Whether you are mulching bare soil or weeds, the first step is to "jump start" microbial activity by adding enriched compost, poultry or stock manure, worm castings or the like at the rate of about 50 lbs/100 square feet. This high nitrogen matter stimulates soil life and gets things going. If the soil is acid, which it likely is if the area has been disturbed recently and treated with conventional fertilizers, add a layer of lime or crushed coral. A soil analysis will indicate the need for adjustment of pH or mineral amendments. This is the appropriate time to add the recommended doses of amendments such as rock phosphate and K mag.

Soak the area well with water when the amendments are dispersed.

Step 2: The Weed Barrier
Most cultivated areas today harbor untold numbers of weed seeds. There are also weed seeds carried around by wind, animals and people. Soil borne seeds are lying dormant and waiting for the right conditions to sprout. Simply pulling or killing growing weeds will not erase the weed problem: more seeds will sprout almost as soon as the soil is exposed to moisture and light. Therefore the next step in mulching is to put down an organic weed barrier. This barrier prevents the germination and eventual emergence of weeds through your mulch.

Underneath this weed barrier grasses and weeds die and quickly become food for earthworms. From now on, the worms turn and aerate the soil, as they do naturally when in the right environment.

Of the four sheet mulch layers, the weed barrier has no natural counterpart on the forest floor. In the forest, weeds do not sprout because there is "no room for them," which simply means a lack of space above and below the ground, and a lack of light. By planting an area properly, there will eventually be no room for weeds. The weed barrier is needed only for establishment of the mulch, and disappears with time. If your area is planted appropriately, weeds will not emerge after the decomposition of the weed barrier.

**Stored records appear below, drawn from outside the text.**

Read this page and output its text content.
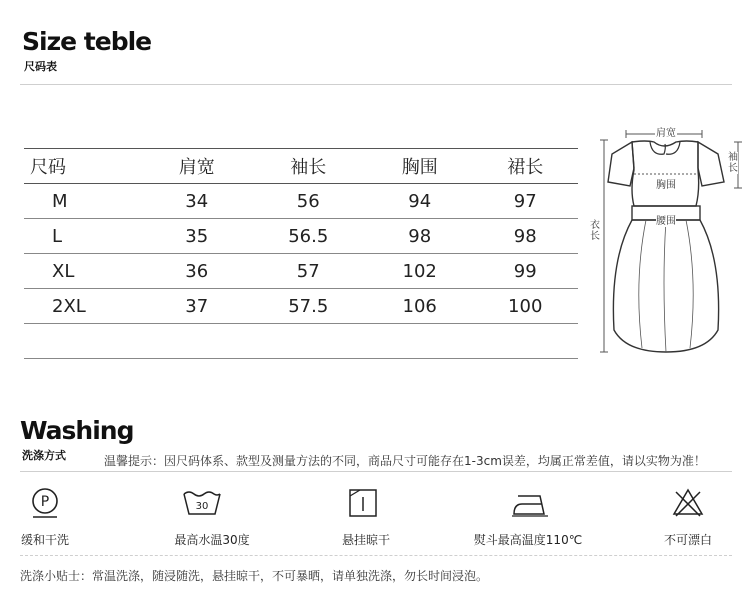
Size teble
尺码表
尺码	肩宽	袖长	胸围	裙长
M	34	56	94	97
L	35	56.5	98	98
XL	36	57	102	99
2XL	37	57.5	106	100

肩宽
袖长
胸围
腰围
衣长
Washing
洗涤方式	温馨提示：因尺码体系、款型及测量方法的不同，商品尺寸可能存在1-3cm误差，均属正常差值，请以实物为准！
P	30
缓和干洗	最高水温30度	悬挂晾干	熨斗最高温度110℃	不可漂白
洗涤小贴士：常温洗涤，随浸随洗，悬挂晾干，不可暴晒，请单独洗涤，勿长时间浸泡。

Materials for the weed barrier that work well are: 4-6 sheets of newspaper, cardboard, burlap bags, old rugs of natural fiber, worn-out jeans, gypsum board, or whatever you can find around. Banana, ape and ti leaves also work if laid down in several layers. Overlap the pieces of the material so as to completely cover the ground without any breaks, except where there are plants you want to save. Around these leave a generous opening for air circulation around the root crown. Care in laying down the weed barrier will save you the headache of emerging weeds later on.

Step 3: The Compost Layer
This layer is on top of the weed barrier - it must be weed seed free. Well conditioned compost, grass clippings, seaweed and leaves are ideal materials to spread over the weed barrier. Any weed-free material mixture at the right moisture level for a good compost will do. This should form a fairly dense layer about 3 inches thick.

Step 4: The Top Layer
The top dressing mimics the newly fallen organic matter of the forest. It also must be weed-free. Good materials for this include leaves, twigs and small branches, fern or palm fronds, straw, coffee chaff, macadamia nut shells, wood chips, sawdust, bark, etc.. The top layer will slowly decompose into lower layers, and therefore must be replaced periodically; it represents reserves of compost. This layer should be about 3-5 inches deep. Many materials suitable for the top layer often have a pleasant cosmetic appearance. What luck! For this reason, there should be no hesitation in using sheet mulch in all cultivation from landscaping to gardening to permanent orchard crops. In fact, as you use mulch, bare soil will begin to seem ugly and undesirable.

When the soil is amended and sheet mulch applied properly, there will never be a need to turn the soil. Earthworms do the tilling. The only task left will be to keep the soil covered by replenishing the mulch.